Dr. Diane Lipscomb, a pediatrics critical care physician at Mercy Springfield, testified Tuesday that Amelia was unresponsive upon arrival, with episodes of increasing cranial pressure, heart rate and blood pressure, and had to be put on a ventilator. She said that scans and tests showed Amelia had a single rib fracture in a stage of healing and was hypoxic, with subdural hematomas and retinal hemorrhaging, all signs of nonaccidental brain injury.

The girl spent four months at Children's Mercy Hospital in Kansas City after being treated the first couple of weeks at the Springfield hospital. Her mother said she has been readmitted to hospitals a dozen times since then and requires extensive home nursing care.
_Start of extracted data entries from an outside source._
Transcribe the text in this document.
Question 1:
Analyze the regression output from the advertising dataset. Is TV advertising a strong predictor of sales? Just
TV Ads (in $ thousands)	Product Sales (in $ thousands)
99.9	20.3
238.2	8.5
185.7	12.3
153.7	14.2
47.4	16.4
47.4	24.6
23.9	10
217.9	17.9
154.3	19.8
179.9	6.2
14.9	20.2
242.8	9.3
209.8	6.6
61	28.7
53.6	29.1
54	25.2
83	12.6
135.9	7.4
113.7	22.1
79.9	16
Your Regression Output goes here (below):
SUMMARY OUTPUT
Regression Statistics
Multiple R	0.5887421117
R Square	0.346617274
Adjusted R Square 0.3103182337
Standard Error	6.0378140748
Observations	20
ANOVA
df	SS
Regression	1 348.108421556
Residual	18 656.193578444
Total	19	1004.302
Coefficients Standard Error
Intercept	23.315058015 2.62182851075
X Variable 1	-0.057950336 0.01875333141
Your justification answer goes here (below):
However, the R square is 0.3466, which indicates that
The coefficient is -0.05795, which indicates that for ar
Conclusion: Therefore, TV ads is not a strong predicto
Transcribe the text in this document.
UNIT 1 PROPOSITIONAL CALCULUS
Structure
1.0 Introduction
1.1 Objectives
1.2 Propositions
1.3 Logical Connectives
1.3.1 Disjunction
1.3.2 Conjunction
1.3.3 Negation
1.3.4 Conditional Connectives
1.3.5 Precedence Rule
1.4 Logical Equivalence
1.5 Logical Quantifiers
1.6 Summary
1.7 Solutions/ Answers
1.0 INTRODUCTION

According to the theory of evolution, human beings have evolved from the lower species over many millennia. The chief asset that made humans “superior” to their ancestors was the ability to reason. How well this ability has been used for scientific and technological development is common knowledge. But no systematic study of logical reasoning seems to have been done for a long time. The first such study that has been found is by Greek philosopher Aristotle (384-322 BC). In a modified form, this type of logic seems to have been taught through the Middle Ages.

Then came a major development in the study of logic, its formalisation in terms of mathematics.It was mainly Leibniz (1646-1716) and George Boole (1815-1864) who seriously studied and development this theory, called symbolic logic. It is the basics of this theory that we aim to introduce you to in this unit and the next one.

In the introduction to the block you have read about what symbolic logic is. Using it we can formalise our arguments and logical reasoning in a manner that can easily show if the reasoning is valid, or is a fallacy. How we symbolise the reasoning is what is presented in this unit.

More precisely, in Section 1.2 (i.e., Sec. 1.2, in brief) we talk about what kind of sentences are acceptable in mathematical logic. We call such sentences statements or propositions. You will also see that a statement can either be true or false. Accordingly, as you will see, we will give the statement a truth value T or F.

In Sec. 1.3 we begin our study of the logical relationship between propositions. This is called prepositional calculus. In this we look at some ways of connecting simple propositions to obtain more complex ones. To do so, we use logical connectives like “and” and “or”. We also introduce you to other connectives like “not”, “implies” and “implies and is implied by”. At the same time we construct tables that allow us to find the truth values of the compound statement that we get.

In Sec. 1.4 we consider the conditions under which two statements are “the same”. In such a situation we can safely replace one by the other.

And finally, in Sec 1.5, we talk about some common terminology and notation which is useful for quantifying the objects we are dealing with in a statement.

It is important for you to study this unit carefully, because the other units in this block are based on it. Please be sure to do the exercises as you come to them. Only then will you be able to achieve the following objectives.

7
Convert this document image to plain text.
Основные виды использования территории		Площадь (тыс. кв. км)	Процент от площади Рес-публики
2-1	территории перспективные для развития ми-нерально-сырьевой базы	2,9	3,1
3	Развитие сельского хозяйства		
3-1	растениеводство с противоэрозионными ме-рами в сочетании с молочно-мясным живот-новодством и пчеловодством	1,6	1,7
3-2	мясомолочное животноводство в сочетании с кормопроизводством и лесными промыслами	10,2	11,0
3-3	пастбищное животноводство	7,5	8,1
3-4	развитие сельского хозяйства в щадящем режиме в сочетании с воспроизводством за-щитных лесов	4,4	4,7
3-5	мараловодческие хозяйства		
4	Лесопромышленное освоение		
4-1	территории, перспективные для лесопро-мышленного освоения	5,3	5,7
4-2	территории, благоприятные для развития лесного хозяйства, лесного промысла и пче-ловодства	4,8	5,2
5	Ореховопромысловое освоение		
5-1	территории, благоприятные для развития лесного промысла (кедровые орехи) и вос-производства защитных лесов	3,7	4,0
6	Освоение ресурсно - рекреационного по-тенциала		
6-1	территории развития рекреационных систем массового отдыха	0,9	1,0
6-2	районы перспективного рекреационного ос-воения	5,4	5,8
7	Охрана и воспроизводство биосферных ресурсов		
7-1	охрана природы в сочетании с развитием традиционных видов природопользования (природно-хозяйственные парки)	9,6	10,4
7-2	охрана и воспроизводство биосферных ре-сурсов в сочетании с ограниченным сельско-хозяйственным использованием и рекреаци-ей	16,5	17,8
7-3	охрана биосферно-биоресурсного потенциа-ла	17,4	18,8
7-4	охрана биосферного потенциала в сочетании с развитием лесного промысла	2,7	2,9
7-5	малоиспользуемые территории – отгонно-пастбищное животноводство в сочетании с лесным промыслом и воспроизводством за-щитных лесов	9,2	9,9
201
"I was told she's not predicted to live past the age of 5," Bonnett told the court.

Lt. Jeff Pinnell of the Carthage Police Department was one of two detectives who interviewed Bonnett and Kelley at the hospital in Springfield that day, and a recording of the interview of the father was played for jurors.

Kelley told them that he had fed Amelia a bottle after she woke up crying at 2 a.m. and that he was burping her when she became unresponsive. They asked about the scream that woke the mother and he told them: "She looked me dead in the eyes and just started screaming."

The detectives began leaning on him, telling him his account was not the least bit consistent with the nature of her injuries. Kelley explained that her head may have struck his arm as he was laying her down or that he may have set her down too hard.

Medical evidence

The detectives told him they knew there was more to it than that, that they knew what happened, that there was medical evidence of the truth. They told him he had best just admit what he had done. That admission might help people see him as just "a dad who lost his cool" and not "a monster," they suggested.

Kelley started becoming increasingly emotional at that point in the interview and after suggesting that he may have "blacked out," finally admitted that he shook his daughter.

"I lost my temper, and I shook her," he tearfully told them, acknowledging that he had done the same to her the night of Sept. 2.

"I didn't mean, I didn't mean to get pissed off and shake her like that. I didn't mean to," he said.

Defense attorney Jacqueline Jimenez cross-examined Pinnell at length about the detectives' questioning of Kelley, getting the detective to acknowledge that they already suspected the defendant of having abused the girl going into the interview to the exclusion of other possible explanations of her condition.

Pinnell acknowledged that he became increasingly accusatory of Kelley in a manner that he had not employed in speaking with Bonnett. He admitted that in pressuring Kelley, he falsely told him his daughter had bruising, although Pinnell explained that he honestly believed that at the time.

Defense attorney Kelsey Kent called Dr. David Ayoub, a diagnostic radiologist, to testify via WebEx conferencing that in his review of the girl's medical information and X-rays, the lone skeletal injury he could see was the single rib fracture, which he considered to be a relative rarity in inflicted injury cases. He said that injury was 7 to 11 weeks old and could have been sustained at birth.

The defense is expected to resume presenting its case at 9 a.m. Wednesday at the courts building in Joplin.